On any given day, at least half of the emails I receive have that little paper clip. Invariably, I'm supposed to read whatever is attached, immediately grasp every contentious point, and remember it all when quizzed randomly a week later by someone saying "but you knew about that! I copied you on the email!"
Honestly, I'm starting to think that speed reading is a job requirement.
Geeky Mom has written insightfully about the intellectual demands of administrative positions. While they aren't always the same as those of faculty, they're certainly related. Among the intellectual demands of this role is keeping track of umpteen different projects at the same time, remembering who objects to what and why, and speed-sifting through far too much information. It isn't usually the same kind of reading that one might apply to a classic text, although that certainly happens with the union contracts; usually, it's more like glancing at poorly-written directions while driving in the rain at night. You just want to get the one or two key facts as quickly as possible without doing any damage.
Annoyingly, I've never really developed the ability or patience to read long documents on a screen, so the attachments usually get printed out. (I have never believed in the 'paperless office,' and probably never will.) By the end of the day, the pile on the desk is even more impressive than it was in the morning, and that's saying something.
I can always tell when I've been speed-sifting too much, because The Wife will catch me dropping details at dinner. A typical exchange:
TW: So what did Tom say?
DD: Tom?
TW: You know, Tom? Who I just mentioned two minutes ago?
DD: You did?
TW: (sigh)
It's a variation on the old Far Side cartoon in which the kid asks to be excused from class because his brain is full. That can actually happen. It usually takes a good night's sleep to hit the 'reset' button.

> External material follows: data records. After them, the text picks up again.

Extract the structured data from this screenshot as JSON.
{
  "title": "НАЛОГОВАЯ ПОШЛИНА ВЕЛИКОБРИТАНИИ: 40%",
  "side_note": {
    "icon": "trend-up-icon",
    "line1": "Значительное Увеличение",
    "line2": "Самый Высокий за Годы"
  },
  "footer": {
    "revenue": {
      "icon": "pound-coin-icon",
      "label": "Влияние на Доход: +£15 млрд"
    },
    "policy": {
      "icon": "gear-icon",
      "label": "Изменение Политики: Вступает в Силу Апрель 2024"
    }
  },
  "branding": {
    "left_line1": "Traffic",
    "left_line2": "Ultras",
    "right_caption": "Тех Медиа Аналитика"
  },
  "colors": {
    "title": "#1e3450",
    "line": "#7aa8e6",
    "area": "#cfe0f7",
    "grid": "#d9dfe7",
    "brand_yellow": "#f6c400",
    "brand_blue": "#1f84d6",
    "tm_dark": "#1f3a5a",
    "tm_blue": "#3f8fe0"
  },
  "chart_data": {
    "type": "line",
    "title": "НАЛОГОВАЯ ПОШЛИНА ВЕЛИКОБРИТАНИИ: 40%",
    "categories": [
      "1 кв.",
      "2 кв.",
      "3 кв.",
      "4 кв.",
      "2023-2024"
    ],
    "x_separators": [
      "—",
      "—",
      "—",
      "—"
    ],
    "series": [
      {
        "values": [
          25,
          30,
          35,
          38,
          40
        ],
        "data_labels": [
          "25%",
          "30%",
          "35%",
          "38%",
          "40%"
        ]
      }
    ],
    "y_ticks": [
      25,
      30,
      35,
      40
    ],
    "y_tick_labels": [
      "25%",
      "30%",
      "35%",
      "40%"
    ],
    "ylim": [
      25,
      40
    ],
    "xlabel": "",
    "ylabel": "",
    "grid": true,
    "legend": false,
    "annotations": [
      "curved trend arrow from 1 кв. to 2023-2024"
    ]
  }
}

I don't know what these jobs were like back in the days before email. My guess is that they involved a lot less reading, if only because the effort involved in writing and duplicating documents (maybe with ditto machines?) would have been so much greater. I'm beginning to think that those costs came with some underacknowledged benefits.
Wise and worldly readers – have you found a reasonable way to deal with flurries of attachments, all of them written in academic-ese? I can't think of one, since my brain is full.